No. Power of Attorney ceases with the death of the donor.
The executor or executrix of the estate would be responsible for paying from the estate assets. Though the POA document is void with the death of the person (except for decisions involving the proper care of the body) this could be the same person as the POA.

As far as those with survivorship on accounts and property, I am not totally sure how this all works, because it could put a hardship on a remaining spouse for instance. It definitely depends on state laws and I would consult an elder law attorney who could help if the bills are substantial.
Dear Kitty, No surviving relative/friend or associate is responsible for paying the bills of a deceased person. If there are funds in the estate, then the estate pays whatever it can, checks written by the executor.
My personal opinion is that funds from checking, savings, IRA's , 401K or 203 B's should go to the beneficiaries first, and then what's left should go to paying bills. There is also a very important concept called : trustee to trustee transfer.

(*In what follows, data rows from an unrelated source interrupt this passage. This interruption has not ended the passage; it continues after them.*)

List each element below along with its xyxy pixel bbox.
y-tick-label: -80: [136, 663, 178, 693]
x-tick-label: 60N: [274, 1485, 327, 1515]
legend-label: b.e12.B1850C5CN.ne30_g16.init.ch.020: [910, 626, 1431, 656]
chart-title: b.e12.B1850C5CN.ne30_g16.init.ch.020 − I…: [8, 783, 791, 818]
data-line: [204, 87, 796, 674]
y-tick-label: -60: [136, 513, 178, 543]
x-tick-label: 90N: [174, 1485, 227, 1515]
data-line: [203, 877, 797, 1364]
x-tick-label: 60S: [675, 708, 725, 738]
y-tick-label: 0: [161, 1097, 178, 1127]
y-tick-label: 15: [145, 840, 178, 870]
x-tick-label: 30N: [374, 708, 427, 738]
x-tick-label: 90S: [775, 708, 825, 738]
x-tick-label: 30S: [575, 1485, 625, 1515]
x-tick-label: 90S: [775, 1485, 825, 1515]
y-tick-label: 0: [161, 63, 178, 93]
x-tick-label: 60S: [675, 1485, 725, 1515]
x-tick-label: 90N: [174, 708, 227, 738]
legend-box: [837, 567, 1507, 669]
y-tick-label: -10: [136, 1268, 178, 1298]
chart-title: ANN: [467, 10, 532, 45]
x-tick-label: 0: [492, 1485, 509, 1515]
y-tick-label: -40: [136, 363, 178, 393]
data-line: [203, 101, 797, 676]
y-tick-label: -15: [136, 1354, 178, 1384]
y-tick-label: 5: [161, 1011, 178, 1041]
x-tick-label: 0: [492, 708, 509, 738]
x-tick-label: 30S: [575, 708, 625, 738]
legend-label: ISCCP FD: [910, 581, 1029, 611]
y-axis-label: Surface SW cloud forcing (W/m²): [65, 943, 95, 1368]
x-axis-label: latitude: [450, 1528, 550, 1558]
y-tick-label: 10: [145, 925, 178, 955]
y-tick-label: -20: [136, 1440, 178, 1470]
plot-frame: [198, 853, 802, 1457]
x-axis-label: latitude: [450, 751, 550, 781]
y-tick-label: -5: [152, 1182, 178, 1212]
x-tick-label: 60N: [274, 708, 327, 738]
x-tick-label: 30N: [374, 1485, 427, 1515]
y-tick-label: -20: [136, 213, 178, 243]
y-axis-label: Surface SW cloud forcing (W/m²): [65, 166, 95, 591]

This has to be set up prior to the death of the loved one.....that way the creditors can't get their hands on any funds. They can threaten, of course, and they can even sue the estate, but so what. There'll be no funds in the estate after the transfer takes place.
I think I stated that the executor paid bills out of the estate funds not from personal sources. I have been an executrix and bills had to be paid first before settling the estate. You can set up things differently before the death occurs, but I was referring to after the death. It is possible to have to pay funds back to the estate in certain situations as my brother as learned.
In the case of someone with survivorship of accounts and property, this is usually considered non-probate and is not subject to the probate court even though it is usually listed on the probate appraisal.
I got this in an email. •Medicaid: Medicaid is the most common government program used to pay for long-term care. Individuals can receive Medicaid coverage if they meet certain income and asset requirements. Once eligible, the program will pay for nursing home care or, under state waiver programs, in-home long-term care. Be aware a federal law requires states to try to recover money spent on long-term care from a person's estate once they and their spouse are deceased.